OK, sorry, lost my head there again.
Best of luck to you, Dan.
Dan Barbour
Willful yet likable, Dan is a librarian who "has an opinion about everything." Whether the topic is politics, movies or the color of the sky, Dan's the type of guy who "always believes he's right, and everyone else is wrong." But don't let his choir boy looks and tendency to blush fool you. This avid poker player is no pushover, and he's not afraid to manipulate a situation to his advantage. This self professed virgin was home schooled and is the product of a conservative, religious upbringing. He never curses, and his favorite phrase is "Oh my word." He'll be the ultimate fish out of water not only in Japan, but also living with the other Americans.
Age: 25
Hometown: Shrewsbury, MA
Occupation: Librarian
They're down to five contestants left now, so I think it would be time to forego the teams and just have individual contests. The challenge next week with the luggage conveyor belt looks awesome!

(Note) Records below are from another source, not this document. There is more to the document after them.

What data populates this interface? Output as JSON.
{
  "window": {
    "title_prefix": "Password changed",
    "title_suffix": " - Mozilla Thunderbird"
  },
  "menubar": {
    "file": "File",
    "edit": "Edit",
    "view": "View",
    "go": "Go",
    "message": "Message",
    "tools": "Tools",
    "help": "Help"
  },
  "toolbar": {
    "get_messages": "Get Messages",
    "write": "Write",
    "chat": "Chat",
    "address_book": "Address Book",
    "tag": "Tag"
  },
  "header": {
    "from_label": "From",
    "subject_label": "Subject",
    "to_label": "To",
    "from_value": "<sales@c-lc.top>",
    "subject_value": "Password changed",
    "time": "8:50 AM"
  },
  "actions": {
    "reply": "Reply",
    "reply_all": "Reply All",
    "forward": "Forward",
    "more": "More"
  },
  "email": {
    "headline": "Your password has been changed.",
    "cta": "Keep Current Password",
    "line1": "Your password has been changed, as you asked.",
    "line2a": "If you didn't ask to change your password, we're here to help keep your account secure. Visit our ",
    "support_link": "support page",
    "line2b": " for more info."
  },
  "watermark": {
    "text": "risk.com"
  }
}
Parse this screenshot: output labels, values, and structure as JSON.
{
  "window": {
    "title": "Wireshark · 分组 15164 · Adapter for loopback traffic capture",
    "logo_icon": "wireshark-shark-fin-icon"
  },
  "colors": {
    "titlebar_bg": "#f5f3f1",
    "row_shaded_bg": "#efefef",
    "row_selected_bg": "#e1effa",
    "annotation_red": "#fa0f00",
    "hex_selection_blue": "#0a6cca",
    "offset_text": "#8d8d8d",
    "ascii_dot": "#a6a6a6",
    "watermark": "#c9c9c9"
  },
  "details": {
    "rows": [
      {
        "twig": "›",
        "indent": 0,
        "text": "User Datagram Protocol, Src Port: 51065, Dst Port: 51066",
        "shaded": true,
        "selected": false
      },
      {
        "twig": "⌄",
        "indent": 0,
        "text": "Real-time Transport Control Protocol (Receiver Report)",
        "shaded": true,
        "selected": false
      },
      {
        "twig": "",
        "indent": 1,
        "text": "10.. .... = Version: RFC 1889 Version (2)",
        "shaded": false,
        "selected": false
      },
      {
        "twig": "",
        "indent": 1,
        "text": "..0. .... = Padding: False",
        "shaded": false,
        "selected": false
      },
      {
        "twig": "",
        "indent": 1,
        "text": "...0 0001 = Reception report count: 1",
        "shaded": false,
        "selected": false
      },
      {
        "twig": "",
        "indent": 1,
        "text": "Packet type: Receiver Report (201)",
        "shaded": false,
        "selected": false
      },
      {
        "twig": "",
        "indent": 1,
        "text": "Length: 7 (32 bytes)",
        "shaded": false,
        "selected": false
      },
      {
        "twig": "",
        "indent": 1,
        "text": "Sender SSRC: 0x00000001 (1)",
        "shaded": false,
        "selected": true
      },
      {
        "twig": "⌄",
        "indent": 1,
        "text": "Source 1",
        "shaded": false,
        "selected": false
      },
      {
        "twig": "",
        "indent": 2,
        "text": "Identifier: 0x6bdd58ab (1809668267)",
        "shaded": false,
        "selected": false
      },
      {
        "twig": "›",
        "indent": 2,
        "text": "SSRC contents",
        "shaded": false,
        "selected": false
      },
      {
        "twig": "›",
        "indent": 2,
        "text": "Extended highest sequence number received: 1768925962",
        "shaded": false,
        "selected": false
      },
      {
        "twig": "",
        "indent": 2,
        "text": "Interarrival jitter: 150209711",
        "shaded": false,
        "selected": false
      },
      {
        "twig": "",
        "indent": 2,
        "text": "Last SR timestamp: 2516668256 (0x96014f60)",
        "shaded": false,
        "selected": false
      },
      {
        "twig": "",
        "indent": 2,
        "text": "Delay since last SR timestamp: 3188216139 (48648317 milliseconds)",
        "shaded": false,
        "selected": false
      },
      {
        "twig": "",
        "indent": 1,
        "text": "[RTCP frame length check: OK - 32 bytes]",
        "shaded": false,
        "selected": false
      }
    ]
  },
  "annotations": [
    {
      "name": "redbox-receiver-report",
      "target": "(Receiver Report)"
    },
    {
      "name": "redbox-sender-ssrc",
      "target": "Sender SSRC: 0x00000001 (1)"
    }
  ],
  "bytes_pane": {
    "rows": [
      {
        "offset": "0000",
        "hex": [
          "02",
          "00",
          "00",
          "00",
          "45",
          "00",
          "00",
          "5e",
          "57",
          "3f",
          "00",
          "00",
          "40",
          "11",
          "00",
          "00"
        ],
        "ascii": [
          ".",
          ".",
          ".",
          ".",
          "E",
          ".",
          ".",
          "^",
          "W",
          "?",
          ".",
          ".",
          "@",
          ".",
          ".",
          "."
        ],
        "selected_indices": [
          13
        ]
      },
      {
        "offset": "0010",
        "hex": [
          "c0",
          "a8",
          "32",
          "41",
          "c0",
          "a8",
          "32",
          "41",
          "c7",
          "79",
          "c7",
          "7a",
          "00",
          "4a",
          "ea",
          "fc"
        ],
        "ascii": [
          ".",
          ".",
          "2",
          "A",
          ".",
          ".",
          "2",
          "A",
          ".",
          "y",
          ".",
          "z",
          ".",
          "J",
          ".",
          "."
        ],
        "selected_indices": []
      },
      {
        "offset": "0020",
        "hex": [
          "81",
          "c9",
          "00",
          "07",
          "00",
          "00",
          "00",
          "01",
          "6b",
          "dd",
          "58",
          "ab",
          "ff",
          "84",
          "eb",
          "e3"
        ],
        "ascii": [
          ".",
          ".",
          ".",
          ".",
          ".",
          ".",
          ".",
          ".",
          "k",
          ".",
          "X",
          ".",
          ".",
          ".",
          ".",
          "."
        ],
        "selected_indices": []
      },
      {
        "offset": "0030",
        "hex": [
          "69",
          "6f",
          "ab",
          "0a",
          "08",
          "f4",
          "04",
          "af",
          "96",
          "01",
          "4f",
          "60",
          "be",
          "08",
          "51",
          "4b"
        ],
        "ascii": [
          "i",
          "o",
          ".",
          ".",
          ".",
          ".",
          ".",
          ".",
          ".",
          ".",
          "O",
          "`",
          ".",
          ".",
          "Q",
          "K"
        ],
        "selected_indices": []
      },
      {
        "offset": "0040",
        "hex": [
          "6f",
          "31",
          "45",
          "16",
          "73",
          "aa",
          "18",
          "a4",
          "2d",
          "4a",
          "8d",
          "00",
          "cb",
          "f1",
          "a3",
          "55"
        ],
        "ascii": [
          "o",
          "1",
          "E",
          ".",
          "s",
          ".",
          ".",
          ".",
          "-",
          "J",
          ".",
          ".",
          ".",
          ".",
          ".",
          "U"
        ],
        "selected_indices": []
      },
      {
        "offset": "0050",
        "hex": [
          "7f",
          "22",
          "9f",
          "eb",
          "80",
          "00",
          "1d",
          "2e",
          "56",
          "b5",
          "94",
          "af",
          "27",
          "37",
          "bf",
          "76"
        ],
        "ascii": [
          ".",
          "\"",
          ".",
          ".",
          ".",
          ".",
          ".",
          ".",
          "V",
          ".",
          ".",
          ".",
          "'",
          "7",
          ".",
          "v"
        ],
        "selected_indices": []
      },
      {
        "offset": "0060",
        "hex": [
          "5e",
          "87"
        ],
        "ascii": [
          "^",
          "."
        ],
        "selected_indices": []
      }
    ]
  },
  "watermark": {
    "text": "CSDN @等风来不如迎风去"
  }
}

Oh, and for anyone out there who might know what happens in future episodes, PLEASE, no spoilers of any kind in the comment section, not even little hints or anything like that. I don't want to know *anything* until I see it on the show. Thanks!
Hai, Majide!
2 comments:
Justin's comment about the chopsticks made me want to stick one up his nose. All the way up. Wouldn't hurt anything, since I think it's hollow up there. I was sorry that he wasn't elminated, because I like Dan, even with the annoying homeschooling excuse thing.
Judge Bob as Bananaman only makes me love this show more. :) BananaBob! YAY!

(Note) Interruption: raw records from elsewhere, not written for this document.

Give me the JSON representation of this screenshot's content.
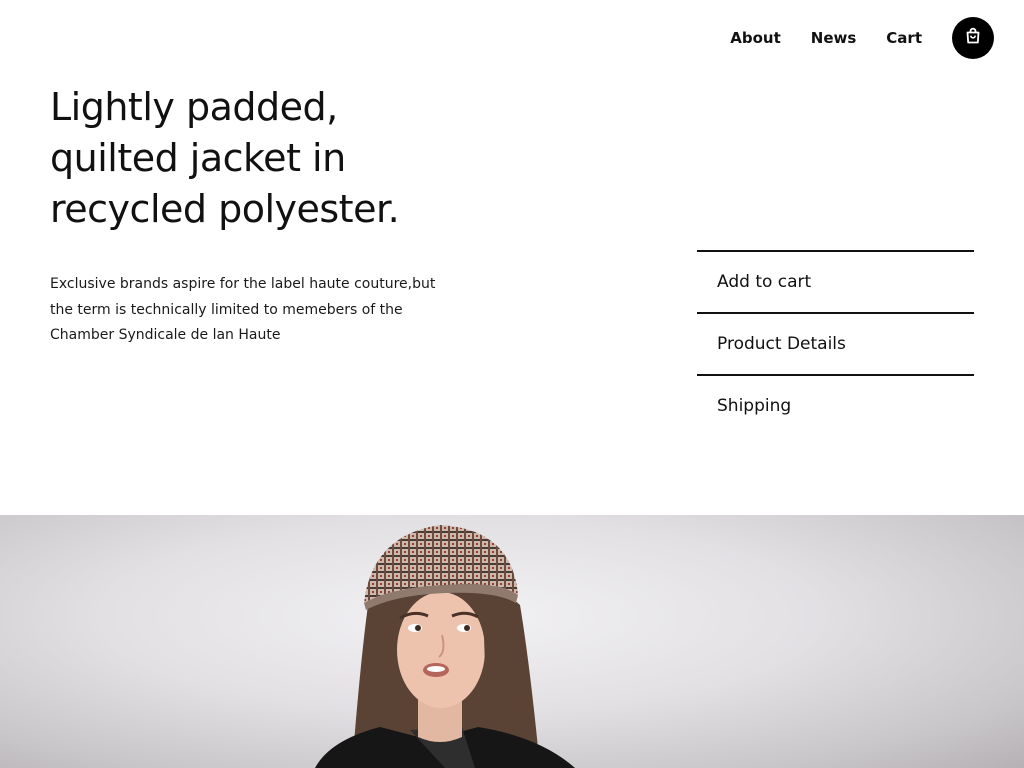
{
  "nav": {
    "links": [
      "About",
      "News",
      "Cart"
    ],
    "cart_icon": "shopping-bag-icon"
  },
  "hero": {
    "headline_lines": [
      "Lightly padded,",
      "quilted jacket in",
      "recycled polyester."
    ],
    "description": "Exclusive brands aspire for the label haute couture,but the term is technically limited to memebers of the Chamber Syndicale de lan Haute"
  },
  "actions": {
    "items": [
      "Add to cart",
      "Product Details",
      "Shipping"
    ]
  },
  "image": {
    "subject": "woman-in-plaid-beret-and-leather-jacket"
  },
  "colors": {
    "text": "#111111",
    "background": "#ffffff",
    "button_bg": "#000000"
  }
}
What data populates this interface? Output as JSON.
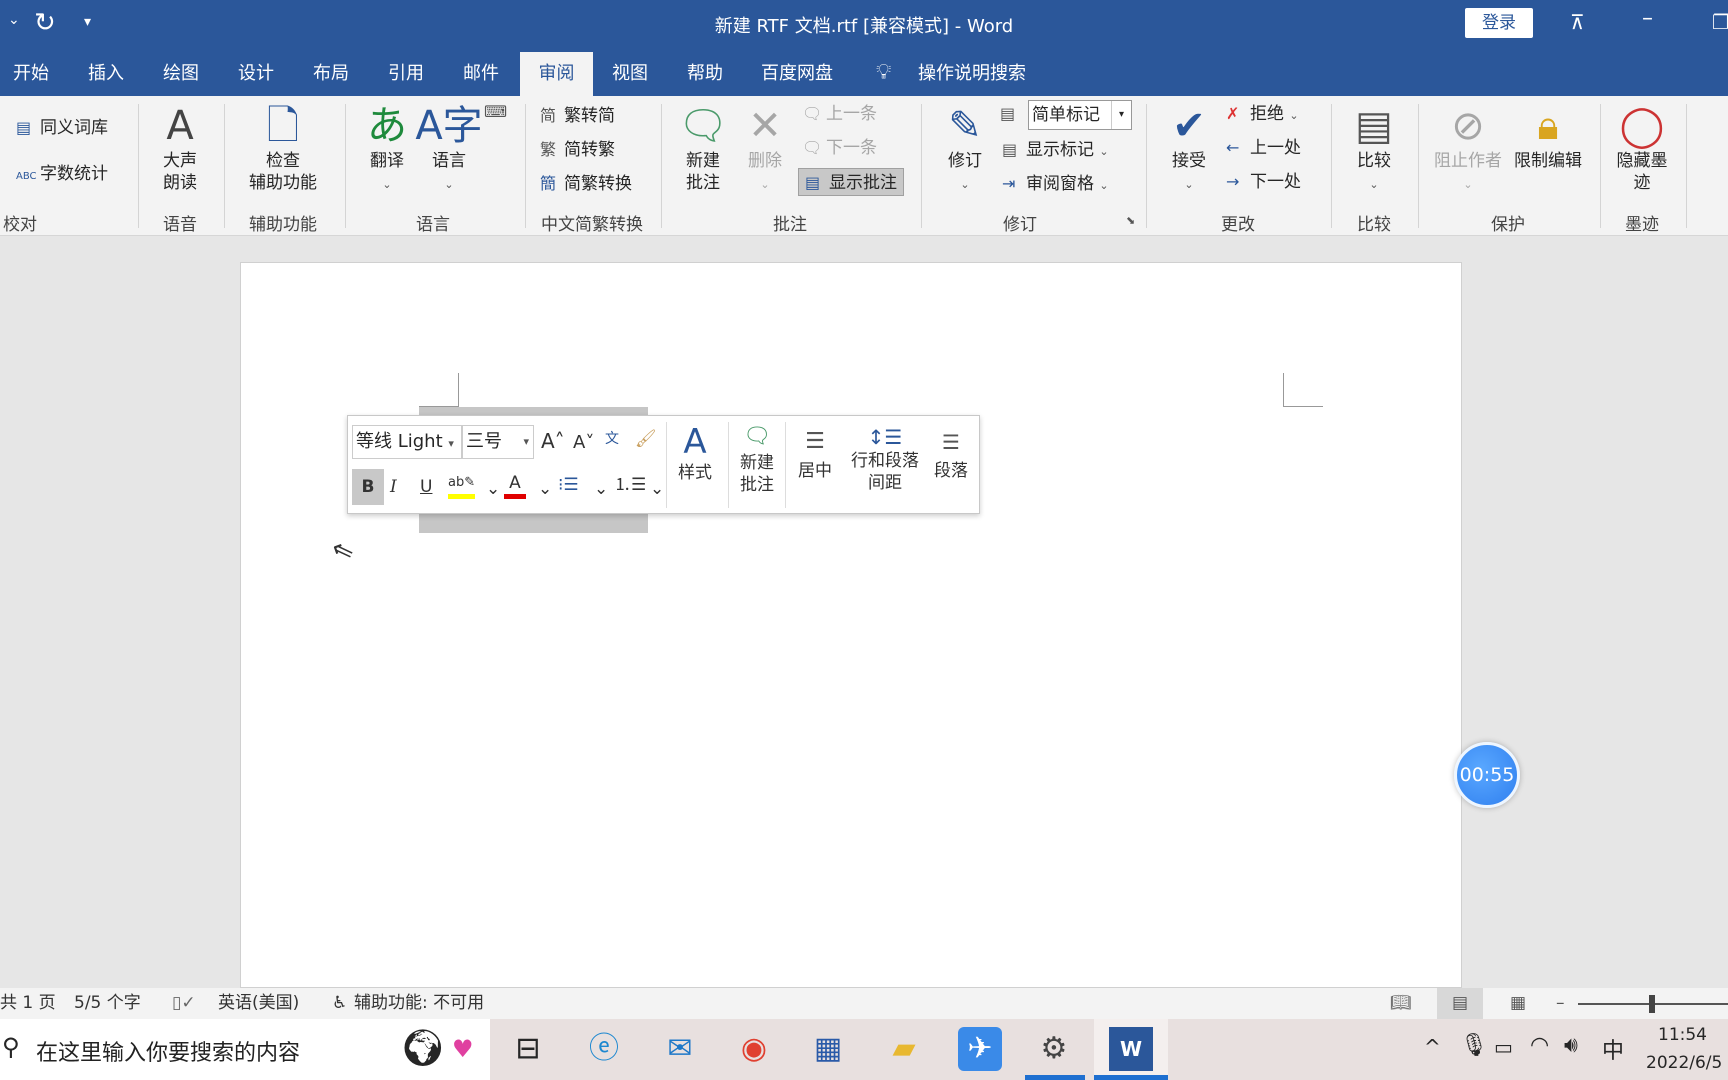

So I decided to take a trip down memory lane, and found your post. It's been a few years, but it's still fun to go back and read summaries and watch clips of what was quite an experience. This is Dan from the show and I saw your "message" to me. I made this rule originally to never reply to any comments about me, because I didn't want to give any negative folks (and there were plenty) the satisfaction that I might see the hate they were spreading from the safety of their screennames. Your note wasn't hateful though, and the recap was very well done. I just wanted to respond. Reality show casting folks cast characters, not people. I am far more than just a sheltered kid, now and back then. The editing they did on that show was crazy! They did a great job building a character, but it wasn't exactly me. They would put us in interview rooms (trailers) for hours and hours, and we'd end up saying dumb crap or even lines we were given - it's how a show is made. That trampoline line has come back to bite me so many times! It was fun, I loved the producers, so this isn't an attack on them at all. I just figured now that time has passed (and I'm no longer bound to silence by a contract with ABC!) at least I told someone that these shows, while reality in nature, depict whatever the heck they want. Peace!